In the morning walked along the sea, which was mercifully quiet and therefore beautiful. We then wandered inland to the old city and found a street market with tons of fruit and veggies (Danny's favourite). We walked up and down random streets, bought delicious pastries at a bakery and passed a multitude of cafes and plazas. This section of Nice didn't look as glitzy or expensive as the coast - I was glad there was more to Nice than the beach. 

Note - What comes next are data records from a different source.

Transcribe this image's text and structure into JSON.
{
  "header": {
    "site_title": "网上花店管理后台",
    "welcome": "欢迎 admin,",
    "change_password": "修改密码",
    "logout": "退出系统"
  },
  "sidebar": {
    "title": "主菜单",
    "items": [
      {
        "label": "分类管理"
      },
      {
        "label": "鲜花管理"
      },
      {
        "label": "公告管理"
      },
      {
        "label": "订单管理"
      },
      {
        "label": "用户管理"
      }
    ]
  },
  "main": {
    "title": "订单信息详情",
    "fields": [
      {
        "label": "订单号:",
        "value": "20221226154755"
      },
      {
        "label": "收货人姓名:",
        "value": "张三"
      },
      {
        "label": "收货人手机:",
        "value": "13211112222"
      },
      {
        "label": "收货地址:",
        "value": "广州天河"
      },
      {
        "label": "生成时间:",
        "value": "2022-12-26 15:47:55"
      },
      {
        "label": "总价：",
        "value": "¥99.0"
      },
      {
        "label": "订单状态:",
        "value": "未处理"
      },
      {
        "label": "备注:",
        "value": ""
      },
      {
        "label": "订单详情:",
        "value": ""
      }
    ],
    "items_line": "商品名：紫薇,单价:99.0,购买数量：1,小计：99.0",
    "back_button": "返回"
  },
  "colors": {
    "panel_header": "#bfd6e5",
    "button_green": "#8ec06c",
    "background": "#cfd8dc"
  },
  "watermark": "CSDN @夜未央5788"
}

After Nice it was on to Monaco. Of course there was no way we were going to find a park in this country (all the "no campervans" signs made that quite clear). Our only solution was to drive a few metres (literally metres) back into France, where there was no discrimination against a car of our size. The only issue was that it was a long way up the cliff from the water. Monaco is obviously a country full of money, and one thing they had spent that money on was outdoor elevators and escalators. Travelling up and down the steep mountains was a breeze. There are several other cities who could adopt a similar method of transportation.

 

One of our first thoughts was how clean everything was, followed quickly by how expensive everything was. There was also a distinct lack of beggars. We didn't plan on staying long, partly because there wasn't much to see but mostly because we felt our wallets draining with every step. We walked down to the water, passed a dog show (it definitely felt like a place that would have regular dog shows) then up one level to a plaza. Danny then went his own way, mostly so he didn't have to climb any hills that I was happy enough to venture up. I walked up a mountain to see the Prince's palace and state apartments; Danny wandered over to the famous hotel/casino Monte Carlo. I was rewarded with views over Monaco; all Danny saw was lines of Rolls-Royces and Bentleys out the front of the casino. 

Being Good Friday and right near the water we thought we could have fish and chips for lunch. We left Monaco and drove into France, stopping at seaside towns along the way. Not one place sold fish and chips. There were pizzerias on every block but no fish shop. I had no idea how British fish and chips were, but I quickly learnt my lesson. Sandwiches it was then.